I have a key that I wear around my neck. My husband bought it for me in a shop in Seaport Village. The word, CREATE, is stamped on the key. It was made by the homeless in Los Angeles as a program to help get people off the street. The key came with instructions. I am supposed to wear it until what I am hoping for, working towards, or dreaming about, comes true. Then I am supposed to give the key to someone else so they can wear it until their hopes, dreams, etc. come true. After giving away the key, I am supposed to write my story about the key and who I have given it to and why (they have a website for tracking keys and their stories, also they have other words to choose from besides, create).

The first few months I had the key it sat in its original powder blue box on our counter. I thought about giving it to one of my writer friends. Every day I would look at the box and think, I should wear that, or I should give it away.
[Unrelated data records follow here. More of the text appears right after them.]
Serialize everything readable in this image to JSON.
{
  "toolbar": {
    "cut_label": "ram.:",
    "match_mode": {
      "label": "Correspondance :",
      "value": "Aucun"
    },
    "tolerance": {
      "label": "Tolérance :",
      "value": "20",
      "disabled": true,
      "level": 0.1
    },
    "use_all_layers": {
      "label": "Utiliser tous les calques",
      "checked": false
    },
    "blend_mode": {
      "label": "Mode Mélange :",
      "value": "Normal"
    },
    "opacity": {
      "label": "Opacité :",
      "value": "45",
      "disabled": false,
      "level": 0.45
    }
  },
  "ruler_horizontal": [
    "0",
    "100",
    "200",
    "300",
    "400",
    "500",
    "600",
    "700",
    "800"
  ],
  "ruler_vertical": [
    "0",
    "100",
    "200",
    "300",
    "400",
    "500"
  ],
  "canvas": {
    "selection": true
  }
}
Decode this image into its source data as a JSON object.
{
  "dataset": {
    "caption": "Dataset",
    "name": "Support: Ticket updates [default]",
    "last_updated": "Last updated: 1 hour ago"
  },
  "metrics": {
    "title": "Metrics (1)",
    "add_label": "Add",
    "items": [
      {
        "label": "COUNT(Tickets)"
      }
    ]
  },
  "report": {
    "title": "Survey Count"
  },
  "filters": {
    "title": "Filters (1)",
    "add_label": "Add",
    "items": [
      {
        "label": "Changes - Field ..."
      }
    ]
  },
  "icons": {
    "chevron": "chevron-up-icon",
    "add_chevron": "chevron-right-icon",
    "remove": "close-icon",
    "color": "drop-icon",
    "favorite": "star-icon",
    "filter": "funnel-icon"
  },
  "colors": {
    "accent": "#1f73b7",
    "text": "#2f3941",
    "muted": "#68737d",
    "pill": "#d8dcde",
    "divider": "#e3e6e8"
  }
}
About six weeks ago, I took the key and chain out of the box and put it around my neck. I’m not used to dreaming about things that I can accomplish. My illness and the consequences of bad choices, have kept me from having too many hopes or dreams.

Shortly after putting the necklace on, I sat down on my office chair with the chain around my neck and the key in my hand staring at the word, CREATE.  “What do I most want to create?” I asked myself. The answer was simple, “Essays. Not poetry, the lost dream of my pre-schizophrenia days. Even though I have published a fair amount of poems, I want to write essays.” I answered myself.

The desire to write essays is relatively new to me. I always dreamed of being a poet. I wrote my first nonfiction piece in graduate school about fifteen months ago and it was very well received. I started falling in love with nonfiction at that time.  My dream was to write a memoir about living with schizophrenia. I had that dream for months. I went to workshops about memoir, and I hired a writing coach. I entered a piece of the writing I was working on in a competition where the winning pieces would be performed as monologues in a theater. My piece was accepted and will be performed next Tuesday.

During the writing of the memoir, I published a short book of essays and poems about my life, mostly about living with schizophrenia. After the publication of the book, I started to lose all interest in finishing my memoir.

Now when write, I work on essays. I am having pretty good luck getting my essays published too.  I have a dream of writing ten publishable essays over the next ten or eleven weeks. I have a short bucket list of publications that are my ultimate dream of getting accepted in.

For the first time that I can remember, I am starting to dream. It feels hopeful, bright, and good.

Once in a while I jump way ahead of myself and think about the story I will write when I give the key away.  Back up, slow down, one word at a time.